A retired fire marshal named Donald Acree was in the parking lot of a Golf Galaxy last month in Tulsa after his golf clubs were stolen from a nearby course when he noticed a man with what he thought were some of his clubs.
Now, most people in this situation would go after the thief, angry that someone would steal their precious sticks.
Fair enough. Acree, though, did that and went several steps further… HE HELD THE ALLEGED THIEF AT GUNPOINT!
In case “held at gunpoint” wasn’t enough of an alert here, Acree, 59, seemed fully intent on backing up his firepower. In the video, Acree, claiming he’s a cop, tells the young man, “I’m gonna kill you,” as his gun is pointed at the potential victim – who is lying on the ground. And you can see one bystander trying to convince Acree to calm down, while others in the background try to get across that message.
The alleged thief, Devon Scott Montgomery, claimed at the time that he didn’t do anything, but a few weeks later, according to the Tulsa World, the 24-year-old was charged with grand larceny for stealing, on that July 13 day he was held at gunpoint, a Titleist Ultimate golf bag, golf clubs, golf balls, ball markers, tees, Titleist gloves, a range finder, a rain jacket and a cellphone from Acree. The cost of the stolen items was pegged around $3,800.
While Acree did hold Montgomery at gunpoint, the retired marshal is certified by the Council on Law Enforcement Education and Training and retains his status as a retired peace officer.
Regardless, according to the Tulsa World (which originally reported on this story), Montgomery has filed a complaint against Acree with the Tulsa Police Department, saying he was complying with Acree’s demands and had his hands behind him when Acree “kicked me in the head with his golf cleats.”

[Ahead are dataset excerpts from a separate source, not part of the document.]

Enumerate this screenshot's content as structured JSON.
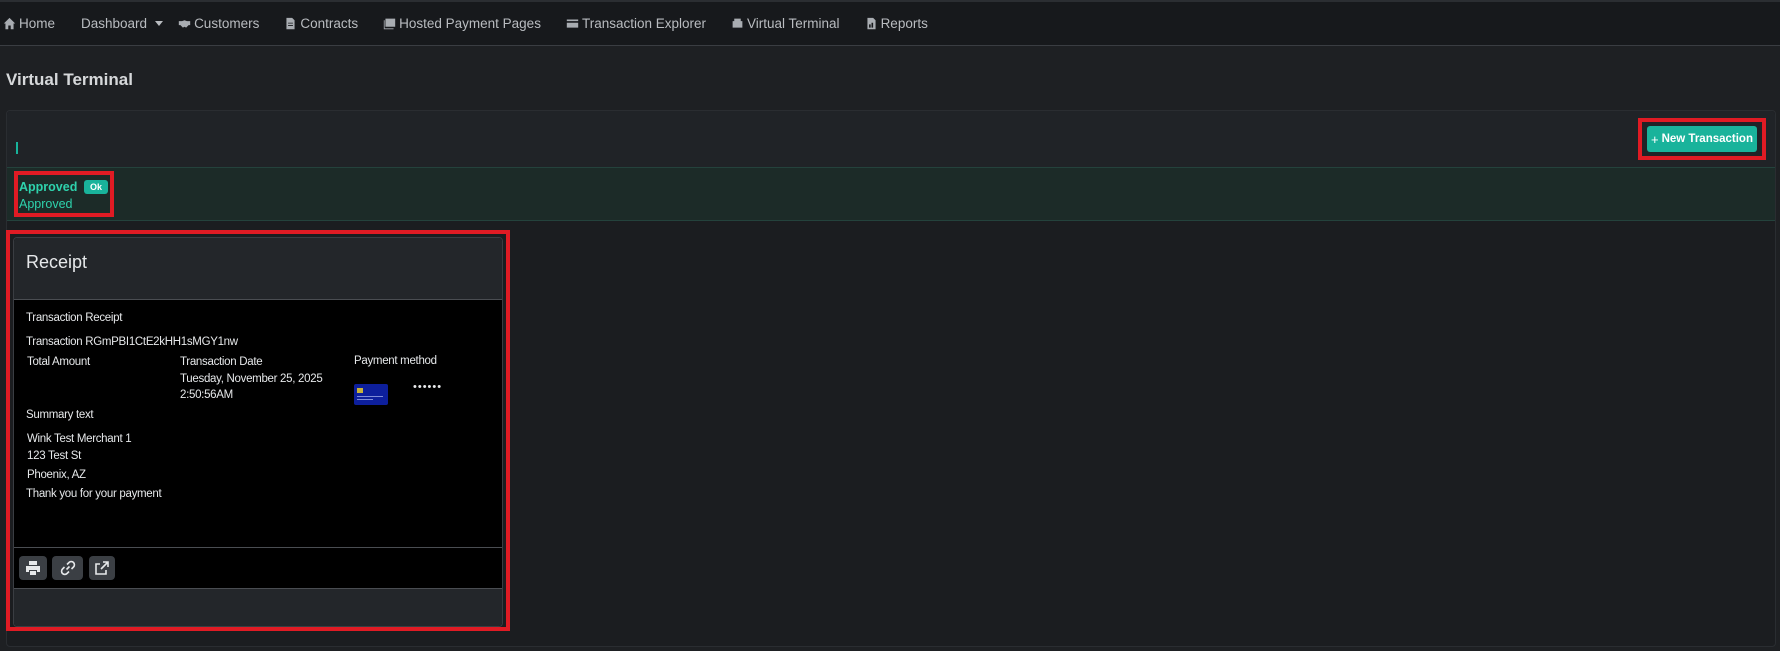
{
  "nav": {
    "items": [
      {
        "label": "Home",
        "icon": "home-icon"
      },
      {
        "label": "Dashboard",
        "icon": "none"
      },
      {
        "label": "Customers",
        "icon": "handshake-icon"
      },
      {
        "label": "Contracts",
        "icon": "document-icon"
      },
      {
        "label": "Hosted Payment Pages",
        "icon": "pages-icon"
      },
      {
        "label": "Transaction Explorer",
        "icon": "card-icon"
      },
      {
        "label": "Virtual Terminal",
        "icon": "terminal-icon"
      },
      {
        "label": "Reports",
        "icon": "report-icon"
      }
    ]
  },
  "page": {
    "title": "Virtual Terminal"
  },
  "toolbar": {
    "new_transaction_label": "New Transaction"
  },
  "alert": {
    "title": "Approved",
    "badge": "Ok",
    "message": "Approved",
    "color": "#2ed3ad"
  },
  "receipt": {
    "header": "Receipt",
    "heading": "Transaction Receipt",
    "transaction_line": "Transaction RGmPBI1CtE2kHH1sMGY1nw",
    "total_amount_label": "Total Amount",
    "transaction_date_label": "Transaction Date",
    "transaction_date_value": "Tuesday, November 25, 2025",
    "transaction_time_value": "2:50:56AM",
    "payment_method_label": "Payment method",
    "masked_number": "••••••",
    "summary_label": "Summary text",
    "merchant_name": "Wink Test Merchant 1",
    "merchant_street": "123 Test St",
    "merchant_city": "Phoenix, AZ",
    "thank_you": "Thank you for your payment",
    "actions": [
      "print-icon",
      "link-icon",
      "external-link-icon"
    ]
  },
  "colors": {
    "accent": "#19b39b",
    "highlight": "#e01b24",
    "background": "#1e2023"
  }
}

Montgomery further alleges in the complaint, which Tulsa police were investigating earlier this month, that Acree violated the Oklahoma Firearms Act through reckless conduct and felony pointing of a firearm, assault and battery or assault and battery with a deadly weapon, and assault with intent to commit a felony.
To be fair to Acree, his aggressive method did yield results. Still, whatever the outcome, we feel Acree could try a little different approach if something like this happens again.